Andere bedeutende Investmentmanager sind der gleichen Meinung wie AllianzGI, die anzunehmen, dass sich ein größerer Teil der derzeitigen Inflationstreiber im Laufe des kommenden Jahres wieder normalisieren dürfte. Aber: Auch stetigere Komponenten des Warenkorbes wiesen zuletzt hohe Steigerungsraten auf. Hier sind vor allem die Mietpreise in den USA zu nennen. Auch die Löhne ziehen in den USA an, während an dieser Stelle die Entwicklung in der Eurozone zunächst noch verhaltener ausfällt. Lohnforderungen orientierten sich in der Vergangenheit allerdings oft an den gerade beobachteten Inflationsraten. In Verbindung mit Arbeitskräftemangel für immer mehr Berufsgruppen dürften auch hier die Löhne in den nächsten Quartalen anziehen. 

Die knifflige Mixtur aus nachlassendem Wachstum und höheren Inflationsraten sorgt derzeit besonders auf den Anleihemärkten für Schwankungen. US-Staatsanleihen konnten während des Sommers von einer unterstützenden Kombination aus Angebot und Nachfrage profitieren. Diese Unterstützung könnte sich nun umkehren (Stichwort „Tapering“). Aktien können erfahrungsgemäß Inflationsraten bis ca. 4 Prozent in den Industrieländern recht gut wegstecken. Anleihen dagegen leiden bei hoher Inflation.

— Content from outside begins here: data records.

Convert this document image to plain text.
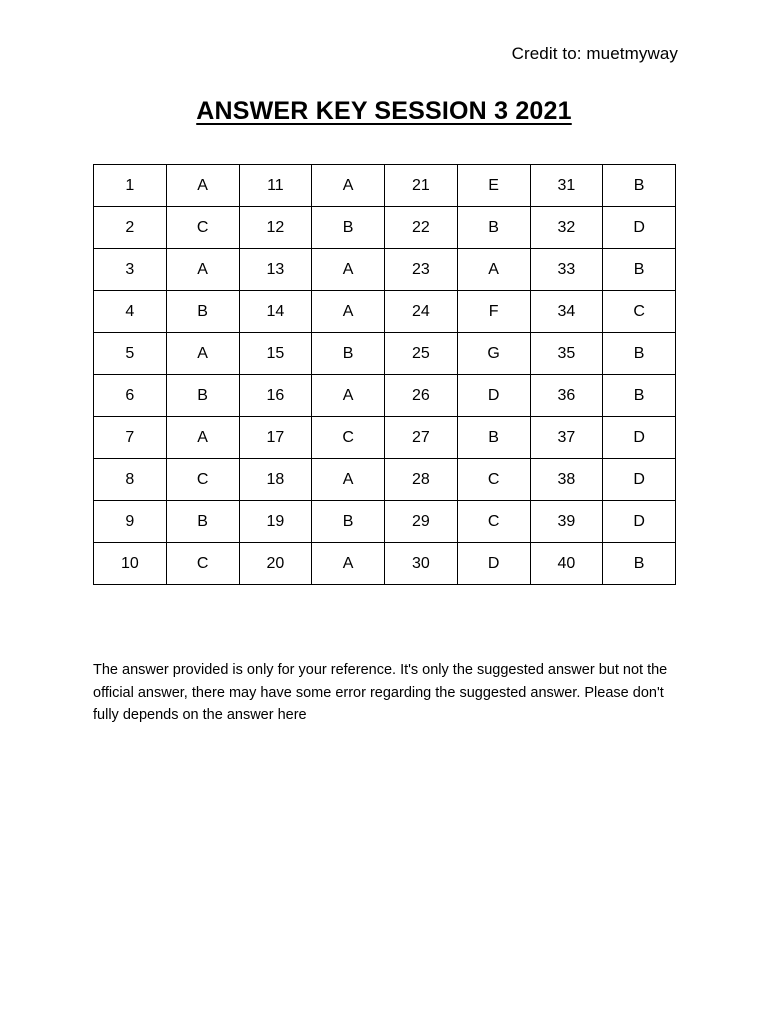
Credit to: muetmyway
ANSWER KEY SESSION 3 2021
1	A	11	A	21	E	31	B
2	C	12	B	22	B	32	D
3	A	13	A	23	A	33	B
4	B	14	A	24	F	34	C
5	A	15	B	25	G	35	B
6	B	16	A	26	D	36	B
7	A	17	C	27	B	37	D
8	C	18	A	28	C	38	D
9	B	19	B	29	C	39	D
10	C	20	A	30	D	40	B

The answer provided is only for your reference. It's only the suggested answer but not the official answer, there may have some error regarding the suggested answer. Please don't fully depends on the answer here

Neue Daten, aber keine Überraschung erwartet

Besondere fundamentale Wirtschaftsdaten erwarte ich für die nächsten Tage noch nicht. Nach dem monatlichen ZEW-Konjunkturindikator am Dienstag bekommen wir noch neue Eckpunkte für die Inflationstendenz aus USA und China. Doch bleibe ich bei meinem Appell, die Entwicklungen der Virus-Pandemie genauer als bisher zu verfolgen – und ernst zu nehmen! Hinweise auf mögliche Änderungen im Anlegerverhalten kann der Goldpreis liefern, sollte der einen Aufschwung erleben.